In response, Chipotle is turning back to its pre-2014 method of cleaning, preparing and packaging produce in commissaries instead of handing those tasks to employees in the restaurant. It casts a large spotlight on all centralized kitchens and food producers, especially when it comes to cross-contamination.
“Cross-contamination is the main hazard we want to prevent in the food industry and develop whole food safety management systems to ensure the risk is eliminated,” says Elina Zerva, global manager, food safety services and innovation, AIB International.
Zerva says since all efforts in the food industry are risk-based, cross-contamination prevention is based on a detailed risk assessment that works hand-in-hand with programs such as GMPs, HACCP and prerequisites. Monitoring, then, is a means of assessing if cross-contamination is likely to happen, or has happened already.
“The benefits of monitoring cannot be emphasized enough in relation to preventing cross-contamination,” says Jessica Lemasters, regional food safety services manager for AIB International. “Ideally, ongoing monitoring of food safety practices should be performed at every stage of the food chain and manufacturing process.”
Lemasters points out that monitoring activities enables the facility to know at any specific time whether processes are truly accomplishing their intended goals in regards to food safety control.

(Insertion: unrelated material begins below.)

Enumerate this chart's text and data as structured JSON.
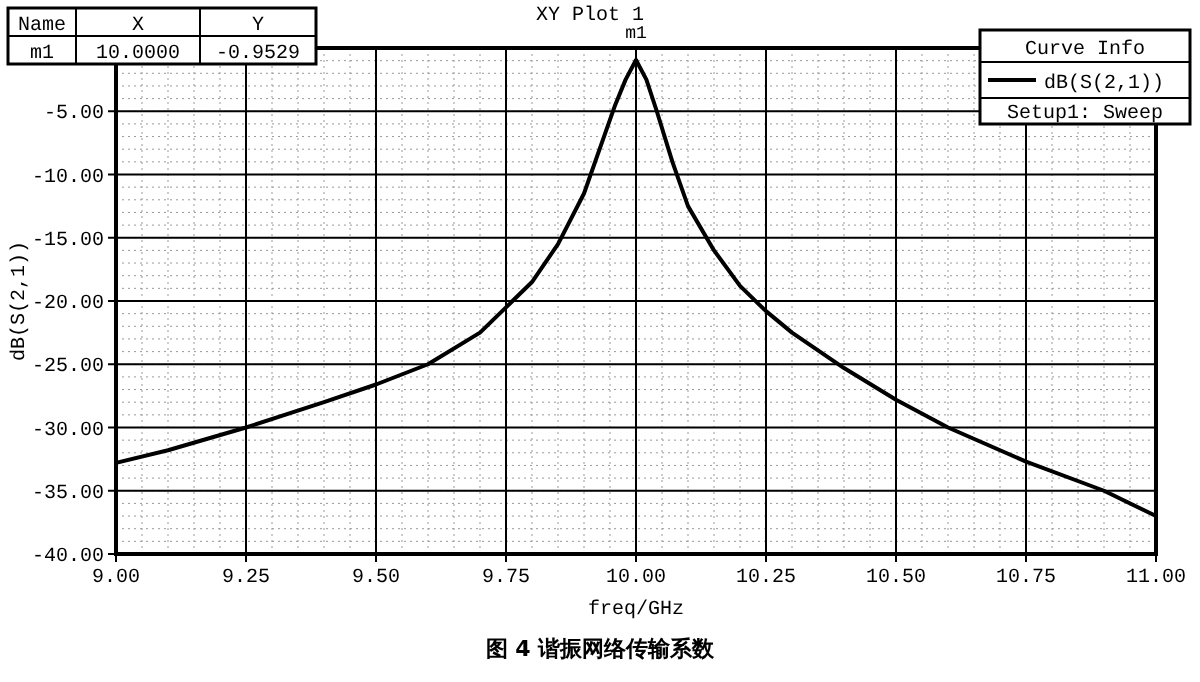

As a result, the facility can prevent cross-contamination as well as identify and correct situations that may have resulted in cross-contamination.
The challenging part, she says, is determining what activities should be monitored to demonstrate process control. “This varies … but is best determined by conducting a risk assessment at each step in the process to identify whether specific control programs are necessary to manage identified points of potential cross-contamination,” Lemasters says.
Monitoring activities can be performed in a number of approaches: visual, environmental monitoring testing, product microbial testing, ATP equipment swabbing, allergen swabbing and more. And Lemasters points out that more effective results can be achieved when combining one or more monitoring methods.
“Visual checks can be applied for fast, every-day practices where not much risk is involved,” Zerva says. “Whereas appropriate testing is necessary to verify and validate results. Where an allergen or pathogen cross-contamination risk is present, testing has to be carried out to ensure food safety.”
The degree of visual monitoring as opposed to testing will fluctuate, hinging upon the results of the performed risk assessment. Lemasters says I tis important to keep in mind that visual checking provides immediate results at the exact point in time whereas some testing may be accompanied with delays in obtaining the final results, which could be more effective for verification than monitoring.
“Consequently, it is not uncommon for multiple monitoring methods to be combined to provide better assurance of process control to inhibit cross-contamination,” she says.